In [1]:
!pip install gensim



In [2]:
from gensim.models import Word2Vec
from nltk.tokenize import word_tokenize

In [3]:
sentences = [
    "I am learning natural language processing",
    "Natural language processing is part of machine learning",
    "I am also learning machine learning",
    "I want to learn deep learning",
    "Deep learning uses neural networks",
    "Neural networks are powerful"
]

In [4]:
tokenized_sentences = [word_tokenize(s.lower()) for s in sentences]

In [5]:
print(tokenized_sentences)

[['i', 'am', 'learning', 'natural', 'language', 'processing'], ['natural', 'language', 'processing', 'is', 'part', 'of', 'machine', 'learning'], ['i', 'am', 'also', 'learning', 'machine', 'learning'], ['i', 'want', 'to', 'learn', 'deep', 'learning'], ['deep', 'learning', 'uses', 'neural', 'networks'], ['neural', 'networks', 'are', 'powerful']]


In [6]:
model = Word2Vec(
    sentences=tokenized_sentences,
    vector_size=100, # embedding dimension - dimension of word vectors
    window=3, # context window size - max distance b/w target and  context words
    min_count=1 # keep all words - ignore words appearing less than this number
)

In [8]:
print(model.wv.similarity("deep","learning"))

0.09284417


In [9]:
print(model.wv.similarity("language","natural"))

0.13881183


In [11]:
# print(model.wv.most_similar("deep"))
print(model.wv.most_similar("deep", topn=5))

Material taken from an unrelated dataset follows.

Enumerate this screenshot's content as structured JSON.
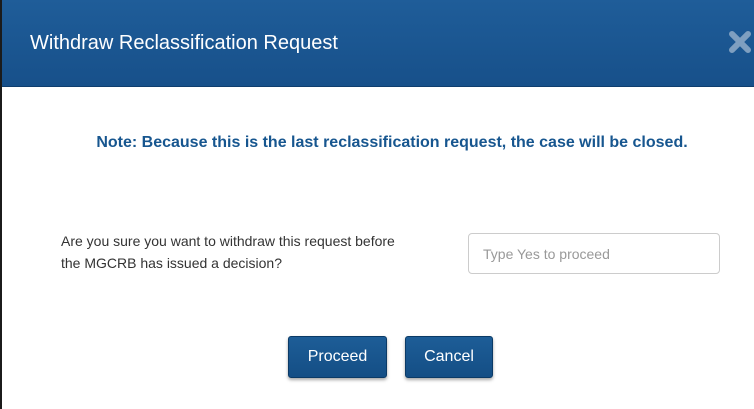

[('powerful', 0.31900644302368164), ('is', 0.1747603714466095), ('learn', 0.11928387731313705), ('want', 0.11117910593748093), ('to', 0.10898482799530029)]


In [None]:
# Internally:
# During training:
# model slides window across text
# learn weights via neural network
# produces embedding matrix

# Word2Vec is:
# a shallow neural network with one hidden layer only

# Limitation of Word2Vec
# Static embeddings (same vector for every context)
# "bank" - money / river